The four-minute torture test returns with a vengeance

WITH MORE EVIDENCE pointing to the benefits of brief, intense workouts, the much maligned ROM (Range of Motion) cross-trainer is back—16 years after its debut. The ROM combines features of a rowing machine and stair climber—as conceived by the Marquis de Sade—and was created to replace tedious hours of weight lifting, cardio work, and stretching with a daily four-minute workout. Despite the naysayers who can't believe four minutes qualifies as a workout, ROM inventor Alf Temme has retained his Panglossian faith in his machine.

"The ROM is not pleasurable," says Temme. "But you do it because you get the darn workout over in four minutes." How?

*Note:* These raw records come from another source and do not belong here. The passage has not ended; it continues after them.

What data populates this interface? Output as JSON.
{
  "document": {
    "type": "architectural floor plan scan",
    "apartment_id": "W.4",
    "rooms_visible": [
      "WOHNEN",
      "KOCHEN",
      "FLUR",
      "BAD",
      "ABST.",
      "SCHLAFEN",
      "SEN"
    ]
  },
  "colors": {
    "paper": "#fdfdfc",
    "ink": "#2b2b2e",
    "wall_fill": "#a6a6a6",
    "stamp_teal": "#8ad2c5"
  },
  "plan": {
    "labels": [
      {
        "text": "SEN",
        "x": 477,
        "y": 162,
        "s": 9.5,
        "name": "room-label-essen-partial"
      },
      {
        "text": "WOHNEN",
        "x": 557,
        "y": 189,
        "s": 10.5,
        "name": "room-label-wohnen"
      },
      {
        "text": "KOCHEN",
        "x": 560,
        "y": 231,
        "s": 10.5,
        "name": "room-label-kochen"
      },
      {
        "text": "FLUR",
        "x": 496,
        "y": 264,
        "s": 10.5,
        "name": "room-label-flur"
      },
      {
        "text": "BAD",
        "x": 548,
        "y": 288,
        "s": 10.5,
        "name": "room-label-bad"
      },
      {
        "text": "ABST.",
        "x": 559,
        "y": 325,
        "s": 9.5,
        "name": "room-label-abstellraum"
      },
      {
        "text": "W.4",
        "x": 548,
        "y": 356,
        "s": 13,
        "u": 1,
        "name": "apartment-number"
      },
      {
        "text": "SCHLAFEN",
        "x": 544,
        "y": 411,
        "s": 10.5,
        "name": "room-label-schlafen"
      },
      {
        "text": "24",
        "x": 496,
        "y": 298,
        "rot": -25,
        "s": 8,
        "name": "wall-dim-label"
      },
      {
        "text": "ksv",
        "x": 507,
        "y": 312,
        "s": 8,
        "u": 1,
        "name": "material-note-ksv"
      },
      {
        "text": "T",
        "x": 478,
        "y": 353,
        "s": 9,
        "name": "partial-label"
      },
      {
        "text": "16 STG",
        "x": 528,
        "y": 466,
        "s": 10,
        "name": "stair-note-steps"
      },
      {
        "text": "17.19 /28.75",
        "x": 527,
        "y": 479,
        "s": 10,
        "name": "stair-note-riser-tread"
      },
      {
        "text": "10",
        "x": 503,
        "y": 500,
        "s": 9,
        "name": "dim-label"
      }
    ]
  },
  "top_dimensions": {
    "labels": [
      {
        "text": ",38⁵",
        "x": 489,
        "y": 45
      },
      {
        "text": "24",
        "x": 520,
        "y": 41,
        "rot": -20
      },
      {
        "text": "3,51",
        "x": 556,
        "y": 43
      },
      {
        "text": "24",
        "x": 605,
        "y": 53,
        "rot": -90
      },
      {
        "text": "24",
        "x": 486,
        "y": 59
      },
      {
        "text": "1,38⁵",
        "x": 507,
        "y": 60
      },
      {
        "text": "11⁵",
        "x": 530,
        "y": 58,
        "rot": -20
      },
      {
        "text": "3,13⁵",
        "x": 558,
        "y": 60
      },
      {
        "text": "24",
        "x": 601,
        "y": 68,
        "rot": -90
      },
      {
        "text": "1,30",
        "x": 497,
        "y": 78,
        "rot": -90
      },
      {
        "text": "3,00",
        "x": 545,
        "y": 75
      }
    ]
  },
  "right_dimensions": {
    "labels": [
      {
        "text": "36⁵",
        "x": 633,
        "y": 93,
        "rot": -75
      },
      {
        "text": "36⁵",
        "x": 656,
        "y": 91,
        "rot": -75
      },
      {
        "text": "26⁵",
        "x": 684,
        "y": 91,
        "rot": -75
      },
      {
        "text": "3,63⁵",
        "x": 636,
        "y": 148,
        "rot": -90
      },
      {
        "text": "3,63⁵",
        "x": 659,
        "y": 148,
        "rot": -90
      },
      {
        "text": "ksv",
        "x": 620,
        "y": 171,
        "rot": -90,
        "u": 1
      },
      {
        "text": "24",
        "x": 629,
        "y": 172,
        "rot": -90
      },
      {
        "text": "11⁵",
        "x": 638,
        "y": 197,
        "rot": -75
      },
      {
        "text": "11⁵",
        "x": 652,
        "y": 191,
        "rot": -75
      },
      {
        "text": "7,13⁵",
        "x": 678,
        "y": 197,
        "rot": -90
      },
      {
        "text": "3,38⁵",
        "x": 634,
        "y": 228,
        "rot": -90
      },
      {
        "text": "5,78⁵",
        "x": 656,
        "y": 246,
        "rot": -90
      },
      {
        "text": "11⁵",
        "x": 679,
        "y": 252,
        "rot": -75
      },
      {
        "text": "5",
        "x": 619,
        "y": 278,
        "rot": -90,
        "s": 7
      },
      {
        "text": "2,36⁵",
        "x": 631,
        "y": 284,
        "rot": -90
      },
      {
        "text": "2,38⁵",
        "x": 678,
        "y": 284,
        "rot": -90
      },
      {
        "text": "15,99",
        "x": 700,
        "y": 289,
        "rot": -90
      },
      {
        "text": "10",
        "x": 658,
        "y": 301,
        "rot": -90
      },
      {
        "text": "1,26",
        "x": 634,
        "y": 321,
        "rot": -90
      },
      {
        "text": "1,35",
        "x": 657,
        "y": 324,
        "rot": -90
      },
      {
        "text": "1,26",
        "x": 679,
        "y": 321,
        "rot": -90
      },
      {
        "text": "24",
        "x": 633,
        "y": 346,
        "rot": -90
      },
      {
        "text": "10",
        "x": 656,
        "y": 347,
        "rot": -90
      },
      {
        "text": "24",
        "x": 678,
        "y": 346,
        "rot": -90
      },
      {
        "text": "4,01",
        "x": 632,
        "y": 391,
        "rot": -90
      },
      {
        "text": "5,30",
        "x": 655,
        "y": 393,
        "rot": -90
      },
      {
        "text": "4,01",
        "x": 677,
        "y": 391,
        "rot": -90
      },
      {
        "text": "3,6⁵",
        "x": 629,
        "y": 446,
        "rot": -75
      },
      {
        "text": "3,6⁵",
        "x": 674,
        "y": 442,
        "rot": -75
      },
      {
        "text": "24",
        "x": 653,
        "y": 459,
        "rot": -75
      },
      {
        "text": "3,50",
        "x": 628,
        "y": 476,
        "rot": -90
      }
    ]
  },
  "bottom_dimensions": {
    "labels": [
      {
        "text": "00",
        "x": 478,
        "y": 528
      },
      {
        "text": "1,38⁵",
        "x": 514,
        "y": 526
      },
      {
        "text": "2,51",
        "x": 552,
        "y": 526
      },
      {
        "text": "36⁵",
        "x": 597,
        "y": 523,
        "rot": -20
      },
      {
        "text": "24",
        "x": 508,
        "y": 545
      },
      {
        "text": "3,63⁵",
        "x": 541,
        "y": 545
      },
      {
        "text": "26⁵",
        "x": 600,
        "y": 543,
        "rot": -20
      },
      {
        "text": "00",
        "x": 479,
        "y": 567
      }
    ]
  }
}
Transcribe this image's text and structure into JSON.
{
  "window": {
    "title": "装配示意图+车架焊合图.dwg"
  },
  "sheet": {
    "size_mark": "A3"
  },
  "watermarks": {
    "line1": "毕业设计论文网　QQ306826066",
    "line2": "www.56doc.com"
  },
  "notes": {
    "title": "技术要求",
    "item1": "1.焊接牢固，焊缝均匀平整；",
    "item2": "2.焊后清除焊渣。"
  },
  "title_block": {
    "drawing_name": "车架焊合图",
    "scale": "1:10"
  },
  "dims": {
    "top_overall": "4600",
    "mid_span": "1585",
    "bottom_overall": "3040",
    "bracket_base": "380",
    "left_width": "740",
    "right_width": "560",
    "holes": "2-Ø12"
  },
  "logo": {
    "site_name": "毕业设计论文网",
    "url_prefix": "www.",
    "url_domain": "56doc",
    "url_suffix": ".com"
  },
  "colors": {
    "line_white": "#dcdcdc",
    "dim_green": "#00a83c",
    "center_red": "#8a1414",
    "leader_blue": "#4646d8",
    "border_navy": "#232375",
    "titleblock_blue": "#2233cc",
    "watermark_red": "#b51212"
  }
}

The ROM demands your full range of motion, engaging 12 times the number of muscles you'd use on a treadmill. Curious? You can try the $14,615 machine at one of 20 exercise facilities across the country.

Pasadena, California, chiropractor Todd Hewitt, 35, opened a ROM gym last year, charging members $89 a month. So far, he's converted everyone from soccer moms to tennis pros. "My clients come to realize that they don't have to waste valuable time on general conditioning," says Hewitt. "They're in and out of here in 12 minutes, and they can use the extra time to practice the skills it takes to improve their sports."